There were a few kids there, so the musical duo decided to do a few kids’ song and even had the kids come up and sing. It was sweet … even if you didn’t have children.
At lease I thought so.
After about the third kids’ song, the couple next to me got up, annoyed, look at me and said (in a not nice way), “This is ridiculous. We’ve already been through this point in our lives.” I guess the look of shock on my face spoke volumes because the man said, “Sorry, but we’ve been through this stage.” I replied, “Me too. We have a 24-year-old, a 20-year-old and now a five year old.”
He was unimpressed.
You see, I get it. I would’ve loved to be out with my husband at this outdoor venue sipping wine and telling funny stories to each other without having to keep tabs on a kid, but babysitters these days cost as much as a car payment for one night. And, if we ever want to get out (which we rarely do) we have to take our kid.
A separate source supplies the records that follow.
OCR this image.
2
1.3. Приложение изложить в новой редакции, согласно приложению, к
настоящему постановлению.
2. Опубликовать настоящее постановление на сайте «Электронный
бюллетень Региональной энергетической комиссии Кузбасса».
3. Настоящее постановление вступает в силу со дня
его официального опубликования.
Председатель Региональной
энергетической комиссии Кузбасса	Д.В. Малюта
I would love to be you sitting at the coffee shop alone reading quietly and sipping a latte without a kid pulling on my sleeve with an incessant, “MOM! MOM! MOMMY!” But I don’t even get to go to the bathroom by myself, let alone time out at a coffee shop.
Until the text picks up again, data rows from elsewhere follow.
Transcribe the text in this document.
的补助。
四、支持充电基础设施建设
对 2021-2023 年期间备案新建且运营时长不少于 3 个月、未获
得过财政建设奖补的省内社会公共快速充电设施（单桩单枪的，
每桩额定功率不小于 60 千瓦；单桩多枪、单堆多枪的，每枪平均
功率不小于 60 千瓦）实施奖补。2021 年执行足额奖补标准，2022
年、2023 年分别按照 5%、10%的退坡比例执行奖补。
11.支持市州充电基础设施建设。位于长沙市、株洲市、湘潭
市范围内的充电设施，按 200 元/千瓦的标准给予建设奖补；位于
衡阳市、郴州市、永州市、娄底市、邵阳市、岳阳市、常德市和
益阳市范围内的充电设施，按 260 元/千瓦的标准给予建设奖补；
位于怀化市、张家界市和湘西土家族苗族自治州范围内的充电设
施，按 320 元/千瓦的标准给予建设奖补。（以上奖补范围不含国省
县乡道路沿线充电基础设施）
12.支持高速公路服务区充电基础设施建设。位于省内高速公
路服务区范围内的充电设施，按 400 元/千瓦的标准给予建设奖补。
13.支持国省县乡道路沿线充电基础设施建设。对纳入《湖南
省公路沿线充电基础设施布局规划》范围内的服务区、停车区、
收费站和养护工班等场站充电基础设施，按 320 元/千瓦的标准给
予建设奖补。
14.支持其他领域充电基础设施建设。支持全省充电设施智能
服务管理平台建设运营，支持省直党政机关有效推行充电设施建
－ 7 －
When you’re at a nice restaurant at 8 p.m. on a Friday and we have our daughter there, we see your looks. We know you think a kid shouldn’t be at nice restaurants, let alone on a “date night.” However, our kid likes things like sushi and pork belly. And, The Husband and I sometimes like to go out on date night. So we have to combine it all together. Sorry if that ruins your night.
We understand that you have opinions on how we should (or shouldn’t) raise our kids and what they shouldn’t get away with. But, here’s the thing: before you saw us out in public we had just fought 3,722 battles that day and we didn’t have one ounce of energy left to fight another one unless you wanted to see us crumpled in the aisle and sobbing. That’s why our kid was eating a chocolate iced chocolate brownie with sprinkles for breakfast. Sue us.
We see the mortification on your face when you see our dirty kid covered in mud-splattered water out in public. But we thought that letting them stomp in a mud puddle was one piece of childhood innocence that they deserved to experience because it was hurting no one. We’re just sorry you’ve forgotten what that’s like.
We understand that sometimes our kid is a brat and is disrupting your trip to the grocery store, museum, library [insert your own venue]. We hate it , too. However, sometimes you exhibit brat-like behavior that annoys us, too … and you’re an adult. (Sorry.)